Essential feature. Our business requires an address specifically for logging in; one that is never used to send/receive email.

Look into Tuta Mail.

Are there any decent alternatives to ProtonMail in case they don't sort this out? I've heard AtomicMail are quite good?

Does anybody at ProtonMail actually read these?

I notice a couple of people on page 2 saying "this is finally under review". Where did you find that? Do you have a link, please?

Does anybody at ProtonMail actually read these?

This really is a critical feature for security. Please please consider this.

Proton, why do you have to tease us? This (and others like it) have been frequently requested for 9 years, and in January of this year you merged several similar threads into one and said it was "under review" but now it's back to no longer being under review (aka being ignored). This is such an important security feature... It's almost like 3-factor authentication instead of 2 if bad actors don't even know your user name to log in. Please at least consider implementing this or something like it! Please!?!?

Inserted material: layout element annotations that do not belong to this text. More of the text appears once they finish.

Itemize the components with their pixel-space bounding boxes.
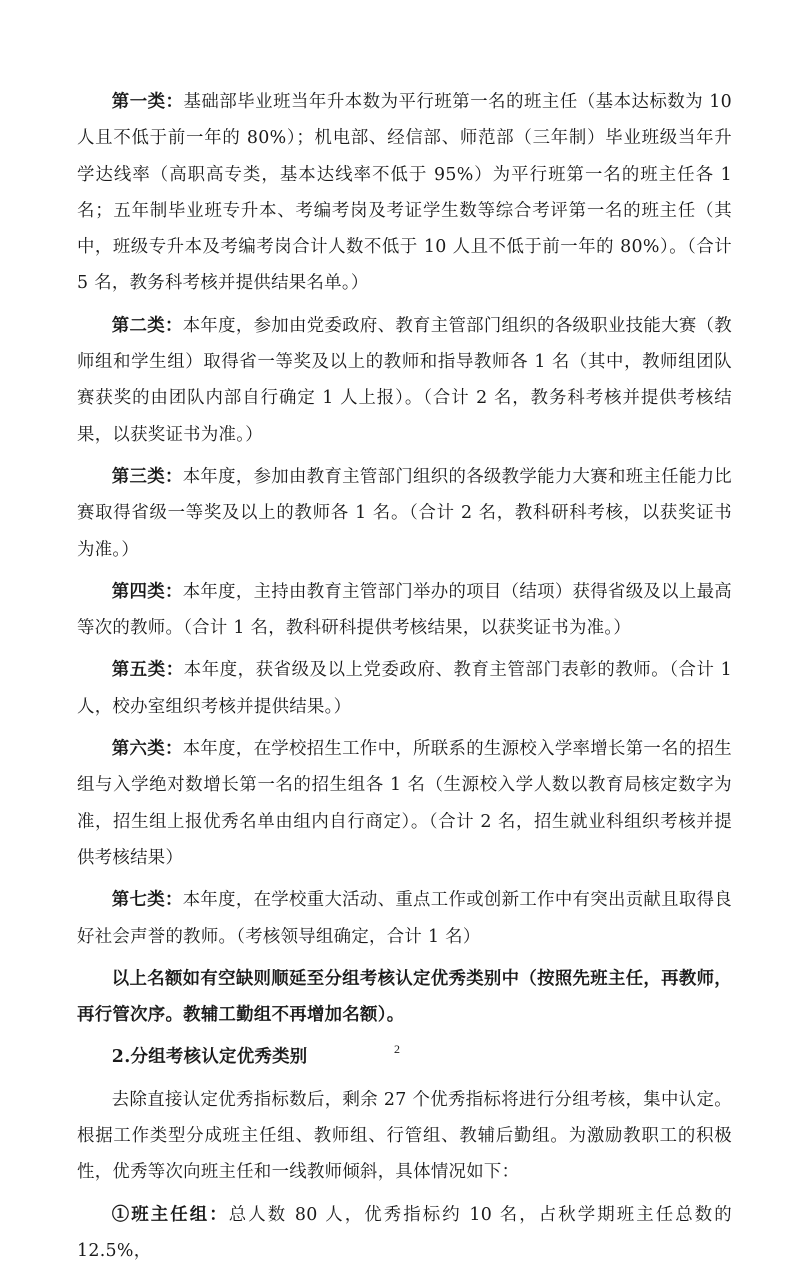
category-lead: 第四类： [111,581,183,602]
paragraph-category-4 [77,574,732,647]
vacancy-note: 以上名额如有空缺则顺延至分组考核认定优秀类别中（按照先班主任，再教师，再行管次序。教辅工勤组不再增加名额）。 [77,968,732,1026]
category-text: 本年度，获省级及以上党委政府、教育主管部门表彰的教师。（合计 1 人，校办室组织考核并提供结果。） [77,660,732,717]
section-body: 去除直接认定优秀指标数后，剩余 27 个优秀指标将进行分组考核，集中认定。根据工作类型分成班主任组、教师组、行管组、教辅后勤组。为激励教职工的积极性，优秀等次向班主任和一线教师倾斜，具体情况如下： [77,1089,732,1183]
page-number: 2 [394,1042,400,1056]
section-heading: 2.分组考核认定优秀类别 [111,1047,308,1068]
category-lead: 第七类： [111,890,183,911]
category-text: 本年度，参加由教育主管部门组织的各级教学能力大赛和班主任能力比赛取得省级一等奖及以上的教师各 1 名。（合计 2 名，教科研科考核，以获奖证书为准。） [77,466,732,560]
category-text: 本年度，在学校重大活动、重点工作或创新工作中有突出贡献且取得良好社会声誉的教师。（考核领导组确定，合计 1 名） [77,890,732,947]
category-lead: 第三类： [111,466,183,487]
category-lead: 第六类： [111,739,183,760]
group-lead: ①班主任组： [111,1204,229,1225]
category-lead: 第五类： [111,660,184,681]
category-lead: 第二类： [111,315,183,336]
category-lead: 第一类： [111,92,184,112]
category-text: 基础部毕业班当年升本数为平行班第一名的班主任（基本达标数为 10 人且不低于前一年的 80%）；机电部、经信部、师范部（三年制）毕业班级当年升学达线率（高职高专类，基本达线率不低于 95%）为平行班第一名的班主任各 1 名；五年制毕业班专升本、考编考岗及考证学生数等综合考评第一名的班主任（其中，班级专升本及考编考岗合计人数不低于 10 人且不低于前一年的 80%）。（合计 5 名，教务科考核并提供结果名单。） [77,92,732,294]
paragraph-class-teacher-group [77,1197,732,1270]
category-text: 本年度，参加由党委政府、教育主管部门组织的各级职业技能大赛（教师组和学生组）取得省一等奖及以上的教师和指导教师各 1 名（其中，教师组团队赛获奖的由团队内部自行确定 1 人上报）。（合计 2 名，教务科考核并提供考核结果，以获奖证书为准。） [77,315,732,445]
document-body [77,84,732,1275]
paragraph-category-2 [77,308,732,453]
paragraph-category-6 [77,731,732,876]
paragraph-category-5 [77,652,732,725]
paragraph-category-1 [77,84,732,302]
group-text: 总人数 80 人，优秀指标约 10 名，占秋学期班主任总数的 12.5%， [77,1204,732,1261]
paragraph-category-7 [77,882,732,955]
paragraph-category-3 [77,459,732,568]
category-text: 本年度，在学校招生工作中，所联系的生源校入学率增长第一名的招生组与入学绝对数增长第一名的招生组各 1 名（生源校入学人数以教育局核定数字为准，招生组上报优秀名单由组内自行商定）。（合计 2 名，招生就业科组织考核并提供考核结果） [77,739,732,868]
category-text: 本年度，主持由教育主管部门举办的项目（结项）获得省级及以上最高等次的教师。（合计 1 名，教科研科提供考核结果，以获奖证书为准。） [77,581,732,639]
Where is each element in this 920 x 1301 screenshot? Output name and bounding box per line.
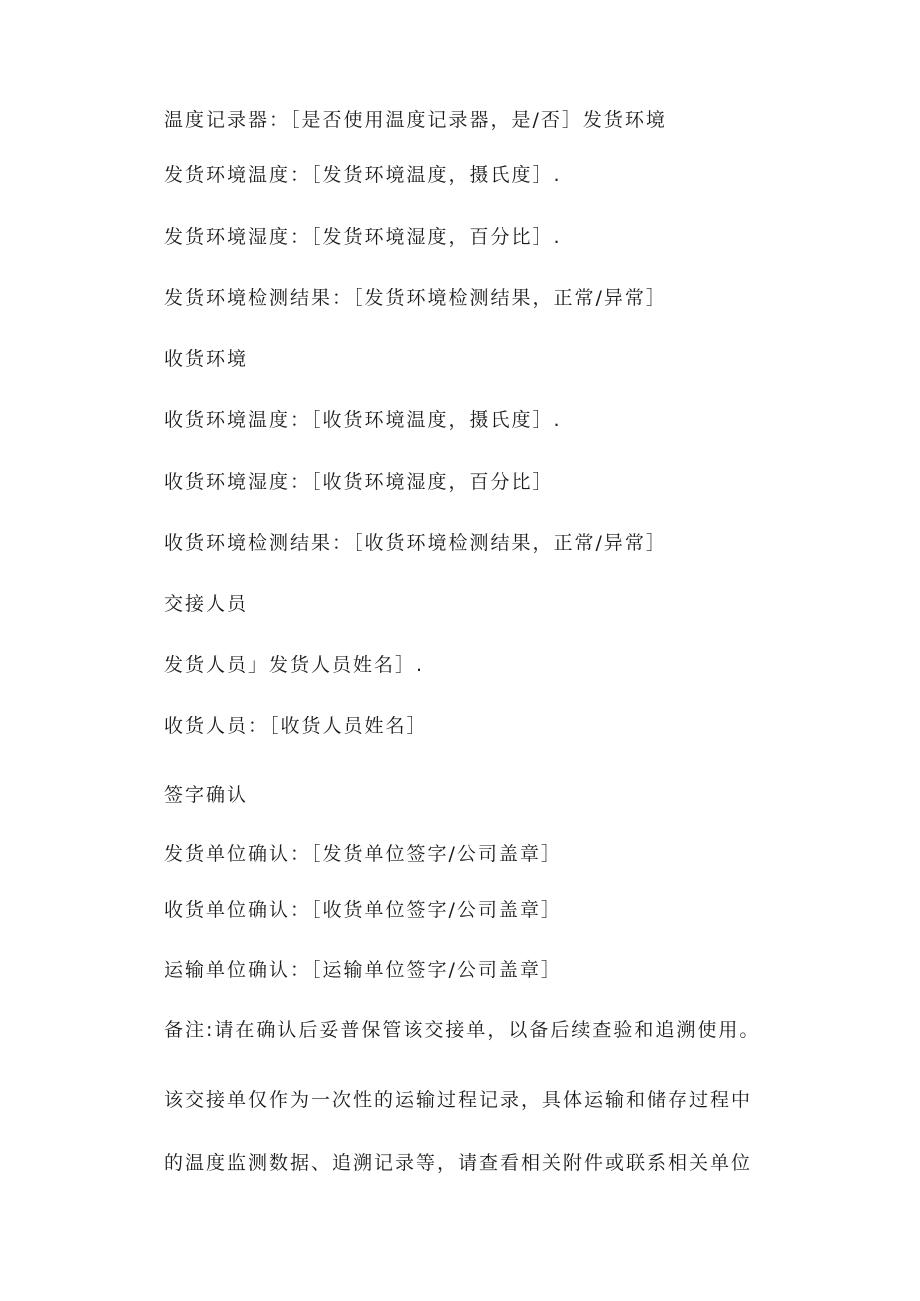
shipping-env-temperature-line: 发货环境温度：［发货环境温度，摄氏度］. [164,164,562,186]
signature-confirmation-heading: 签字确认 [164,784,249,806]
receiving-env-heading: 收货环境 [164,348,249,370]
receiving-env-humidity-line: 收货环境湿度：［收货环境湿度，百分比］ [164,471,554,493]
shipping-unit-confirmation-line: 发货单位确认：［发货单位签字/公司盖章］ [164,843,562,865]
transport-unit-confirmation-line: 运输单位确认：［运输单位签字/公司盖章］ [164,959,562,981]
receiving-env-temperature-line: 收货环境温度：［收货环境温度，摄氏度］. [164,409,562,431]
receiver-name-line: 收货人员：［收货人员姓名］ [164,715,428,737]
shipping-env-test-result-line: 发货环境检测结果：［发货环境检测结果，正常/异常］ [164,287,667,309]
shipper-name-line: 发货人员」发货人员姓名］. [164,654,425,676]
receiving-unit-confirmation-line: 收货单位确认：［收货单位签字/公司盖章］ [164,899,562,921]
paragraph-line-1: 该交接单仅作为一次性的运输过程记录，具体运输和储存过程中 [164,1089,753,1111]
temperature-recorder-line: 温度记录器：［是否使用温度记录器，是/否］发货环境 [164,109,667,131]
receiving-env-test-result-line: 收货环境检测结果：［收货环境检测结果，正常/异常］ [164,532,667,554]
paragraph-line-2: 的温度监测数据、追溯记录等，请查看相关附件或联系相关单位 [164,1152,753,1174]
shipping-env-humidity-line: 发货环境湿度：［发货环境湿度，百分比］. [164,226,562,248]
handover-personnel-heading: 交接人员 [164,593,249,615]
remarks-line: 备注:请在确认后妥普保管该交接单，以备后续查验和追溯使用。 [164,1019,761,1041]
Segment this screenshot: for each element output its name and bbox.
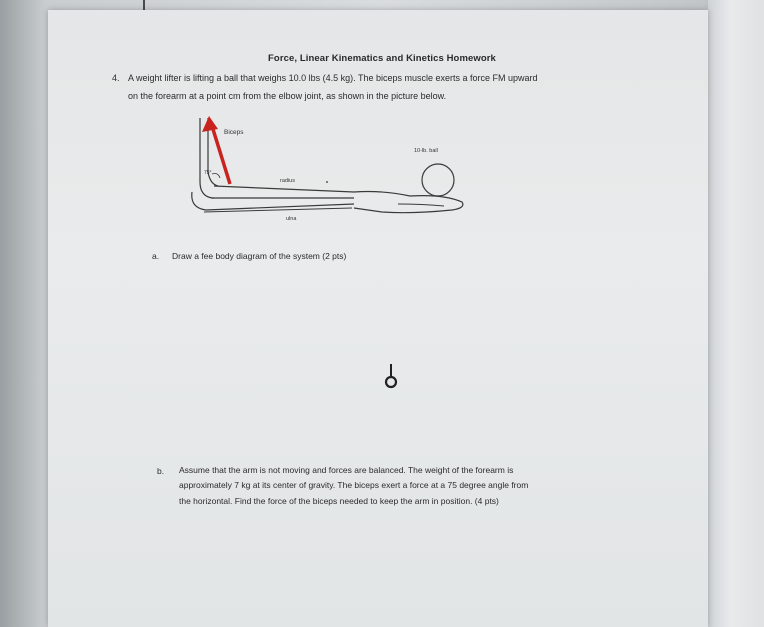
biceps-arrow-head	[202, 116, 218, 132]
paper-edge	[708, 0, 764, 627]
biceps-label: Biceps	[224, 129, 244, 136]
ulna-bone	[192, 192, 354, 210]
forearm-top-outline	[214, 186, 354, 192]
ball-label: 10-lb. ball	[414, 148, 438, 154]
ulna-label: ulna	[286, 216, 297, 222]
page-title: Force, Linear Kinematics and Kinetics Homework	[268, 53, 496, 64]
question-text-line-1: A weight lifter is lifting a ball that weighs 10.0 lbs (4.5 kg). The biceps muscle exerts a force FM upward	[128, 73, 538, 83]
hand-detail	[398, 204, 444, 206]
part-b-text-line-3: the horizontal. Find the force of the biceps needed to keep the arm in position. (4 pts)	[179, 496, 499, 506]
part-a-text: Draw a fee body diagram of the system (2 pts)	[172, 251, 347, 261]
question-text-line-2: on the forearm at a point cm from the elbow joint, as shown in the picture below.	[128, 91, 447, 101]
arm-diagram	[182, 112, 474, 234]
text-cursor-icon	[382, 363, 400, 389]
angle-arc	[212, 174, 220, 179]
worksheet-page	[48, 10, 708, 627]
hand-outline	[354, 192, 463, 213]
radius-label: radius	[280, 178, 295, 184]
part-b-text-line-2: approximately 7 kg at its center of gravity. The biceps exert a force at a 75 degree angle from	[179, 480, 529, 490]
part-b-label: b.	[157, 466, 165, 476]
angle-label: 75°	[204, 170, 212, 176]
part-a-label: a.	[152, 251, 160, 261]
ball	[422, 164, 454, 196]
center-of-gravity-dot	[326, 181, 328, 183]
question-number: 4.	[112, 73, 120, 83]
part-b-text-line-1: Assume that the arm is not moving and forces are balanced. The weight of the forearm is	[179, 465, 514, 475]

I've been a paid user for more than a year. I noticed this missing critical feature when I subscribed to the premium plan. I had mailed the Proton support back then, got no answer whatsoever. If they are this privacy-focused company as they claim to be, having this feature is mandatory. I hope they implement it soon.

I only realised that any alias can be used to login to any part of the Proton suite when I started using it more. I've kept my initial proton address completely safe, but to what end, I'm not sure now.
Even with 2 step authentication this seems odd.

It's kind of silly this still hasn't been addressed by a potential Google/Outlook alternative. Serious users don't want to have to use a silly SimpleLogin alias for their business emails. I want to be jsmith @ proton.me or johnsmith @ proton.me in my correspondence with clients, not jsmith.420bananastand @ aleeas.com

For those who support this feature, you can also support : https://protonmail.uservoice.com/forums/284483-proton-mail-calendar/suggestions/47611028-choose-which-alias-can-log-in-to-proton

With yet another data breach, this is becoming more and more critical

Critical feature as pointed out already, which currently prevents me from using protonmail the way that was intended

Presently, I can login with all my Proton aliases.
This potentially expands the attack surface for unauthorized logins.
When login to Proton account only with primary Proton email, this will be reduced.

This is such a glaring security issue and it's the only reason I haven't gone for a paid account. I love how smooth and integrated everything is in Proton and would love more features-- but the key one I want is security and I don't want to pay to increase the ease with which my entire account can be compromised if one of my potential alases gets leaked through a hack.